The proposal asking members of the Asia Pacific Economic Cooperation group to assess the vulnerability of their airports to Man-Portable Air Defence Systems (MANPADS), was tabled at a meeting of APEC officials here.
"China objected to it so there was no consensus. It's a political and touchy issue," said an Asian foreign ministry official who attended the session, asking to remain anonymous.
The official declined to explain why China vetoed the proposal, saying only it was a very sensitive issue.
APEC, a loose grouping of 21 countries and territories bordering the Pacific Ocean, arrives at decisions by consensus and any disagreement from one member can veto an initiative.
The senior officials began meeting in this southern South Korean city on Saturday to discuss issues to be presented to their leaders who will gather for a November 18-19 summit.
At Saturday's session, the APEC Counter-Terrorism Task Force presented the US proposal which asked members to carry out an assessment of at least one major airport within their country or territory to determine if planes using it are vulnerable to MANPADS.
The assessment was supposed to be completed by the end of 2006 using standards developed by the International Civil Aviation Organisation (ICAO).
MANPADS are surface-to-air missile systems especially designed to be carried and fired by an individual.

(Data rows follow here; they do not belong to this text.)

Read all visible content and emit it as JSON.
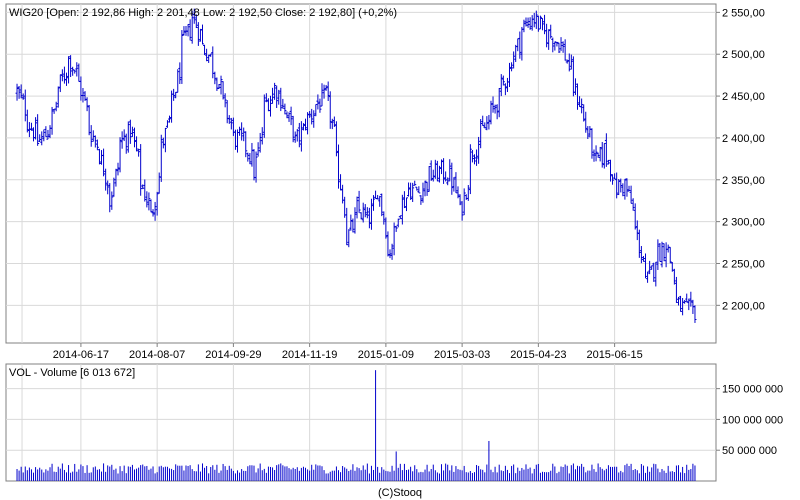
{
  "chart_data": [
    {
      "type": "ohlc",
      "title": "WIG20 [Open: 2 192,86  High: 2 201,48  Low: 2 192,50  Close: 2 192,80] (+0,2%)",
      "xlabel": "",
      "ylabel": "",
      "x_ticks": [
        "2014-06-17",
        "2014-08-07",
        "2014-09-29",
        "2014-11-19",
        "2015-01-09",
        "2015-03-03",
        "2015-04-23",
        "2015-06-15"
      ],
      "y_ticks": [
        "2 200,00",
        "2 250,00",
        "2 300,00",
        "2 350,00",
        "2 400,00",
        "2 450,00",
        "2 500,00",
        "2 550,00"
      ],
      "y_tick_values": [
        2200,
        2250,
        2300,
        2350,
        2400,
        2450,
        2500,
        2550
      ],
      "ylim": [
        2155,
        2560
      ],
      "grid": true,
      "series_color": "#0000cc",
      "close_anchors": [
        [
          "2014-05-05",
          2455
        ],
        [
          "2014-05-12",
          2420
        ],
        [
          "2014-05-19",
          2395
        ],
        [
          "2014-05-26",
          2410
        ],
        [
          "2014-06-02",
          2460
        ],
        [
          "2014-06-09",
          2495
        ],
        [
          "2014-06-16",
          2465
        ],
        [
          "2014-06-23",
          2410
        ],
        [
          "2014-06-30",
          2380
        ],
        [
          "2014-07-07",
          2325
        ],
        [
          "2014-07-14",
          2395
        ],
        [
          "2014-07-21",
          2410
        ],
        [
          "2014-07-28",
          2345
        ],
        [
          "2014-08-04",
          2305
        ],
        [
          "2014-08-11",
          2390
        ],
        [
          "2014-08-18",
          2440
        ],
        [
          "2014-08-25",
          2510
        ],
        [
          "2014-09-01",
          2545
        ],
        [
          "2014-09-08",
          2510
        ],
        [
          "2014-09-15",
          2485
        ],
        [
          "2014-09-22",
          2440
        ],
        [
          "2014-09-29",
          2400
        ],
        [
          "2014-10-06",
          2395
        ],
        [
          "2014-10-13",
          2360
        ],
        [
          "2014-10-20",
          2440
        ],
        [
          "2014-10-27",
          2460
        ],
        [
          "2014-11-03",
          2430
        ],
        [
          "2014-11-10",
          2395
        ],
        [
          "2014-11-17",
          2420
        ],
        [
          "2014-11-24",
          2440
        ],
        [
          "2014-12-01",
          2450
        ],
        [
          "2014-12-08",
          2370
        ],
        [
          "2014-12-15",
          2280
        ],
        [
          "2014-12-22",
          2315
        ],
        [
          "2014-12-29",
          2300
        ],
        [
          "2015-01-05",
          2340
        ],
        [
          "2015-01-12",
          2260
        ],
        [
          "2015-01-19",
          2315
        ],
        [
          "2015-01-26",
          2340
        ],
        [
          "2015-02-02",
          2335
        ],
        [
          "2015-02-09",
          2355
        ],
        [
          "2015-02-16",
          2360
        ],
        [
          "2015-02-23",
          2355
        ],
        [
          "2015-03-02",
          2310
        ],
        [
          "2015-03-09",
          2380
        ],
        [
          "2015-03-16",
          2405
        ],
        [
          "2015-03-23",
          2430
        ],
        [
          "2015-03-30",
          2460
        ],
        [
          "2015-04-06",
          2495
        ],
        [
          "2015-04-13",
          2530
        ],
        [
          "2015-04-20",
          2545
        ],
        [
          "2015-04-27",
          2525
        ],
        [
          "2015-05-04",
          2520
        ],
        [
          "2015-05-11",
          2505
        ],
        [
          "2015-05-18",
          2460
        ],
        [
          "2015-05-25",
          2420
        ],
        [
          "2015-06-01",
          2370
        ],
        [
          "2015-06-08",
          2385
        ],
        [
          "2015-06-15",
          2340
        ],
        [
          "2015-06-22",
          2345
        ],
        [
          "2015-06-29",
          2290
        ],
        [
          "2015-07-06",
          2225
        ],
        [
          "2015-07-13",
          2260
        ],
        [
          "2015-07-20",
          2275
        ],
        [
          "2015-07-27",
          2200
        ],
        [
          "2015-08-03",
          2193
        ]
      ]
    },
    {
      "type": "bar",
      "title": "VOL - Volume [6 013 672]",
      "xlabel": "",
      "ylabel": "",
      "y_ticks": [
        "50 000 000",
        "100 000 000",
        "150 000 000"
      ],
      "y_tick_values": [
        50000000,
        100000000,
        150000000
      ],
      "ylim": [
        0,
        190000000
      ],
      "grid": true,
      "series_color": "#0000cc",
      "typical_volume": 22000000,
      "spikes": [
        [
          "2015-01-02",
          180000000
        ],
        [
          "2015-01-16",
          48000000
        ],
        [
          "2015-03-20",
          65000000
        ]
      ]
    }
  ],
  "footer": {
    "credit": "(C)Stooq"
  }
}
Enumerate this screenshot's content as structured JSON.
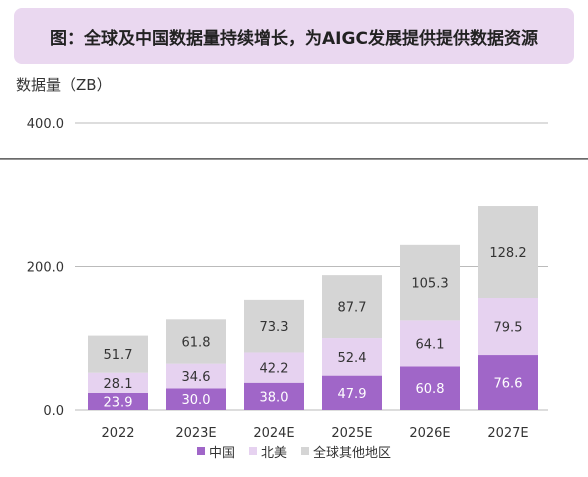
{
  "title": "图：全球及中国数据量持续增长，为AIGC发展提供提供数据资源",
  "unit_label": "数据量（ZB）",
  "colors": {
    "title_bg": "#ead8f0",
    "china": "#a066c8",
    "north_america": "#e6d2f0",
    "other": "#d5d5d5",
    "grid": "#bbbbbb",
    "reference_line": "#555555"
  },
  "chart_data": {
    "type": "bar",
    "stacked": true,
    "categories": [
      "2022",
      "2023E",
      "2024E",
      "2025E",
      "2026E",
      "2027E"
    ],
    "series": [
      {
        "name": "中国",
        "values": [
          23.9,
          30.0,
          38.0,
          47.9,
          60.8,
          76.6
        ],
        "labels": [
          "23.9",
          "30.0",
          "38.0",
          "47.9",
          "60.8",
          "76.6"
        ]
      },
      {
        "name": "北美",
        "values": [
          28.1,
          34.6,
          42.2,
          52.4,
          64.1,
          79.5
        ],
        "labels": [
          "28.1",
          "34.6",
          "42.2",
          "52.4",
          "64.1",
          "79.5"
        ]
      },
      {
        "name": "全球其他地区",
        "values": [
          51.7,
          61.8,
          73.3,
          87.7,
          105.3,
          128.2
        ],
        "labels": [
          "51.7",
          "61.8",
          "73.3",
          "87.7",
          "105.3",
          "128.2"
        ]
      }
    ],
    "yticks": [
      "0.0",
      "200.0",
      "400.0"
    ],
    "ytick_values": [
      0,
      200,
      400
    ],
    "ylim": [
      0,
      400
    ],
    "reference_line": 350,
    "grid": true,
    "legend_position": "bottom"
  }
}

Because of their size, MANPADS are easily hidden and moved but can be devastating. There are fears they could be used against commercial planes, which are vulnerable shortly after takeoff and before landing.
In November 2002, suspected terrorists fired two SA-7 surface-to-air weapons at a Boeing 757 airliner chartered to evacuate Israeli civilians out of Mombasa, Kenya. The weapons narrowly missed the plane.
The missiles use heat-seeking sensors that home in on the targets' infrared signature, such as the engine.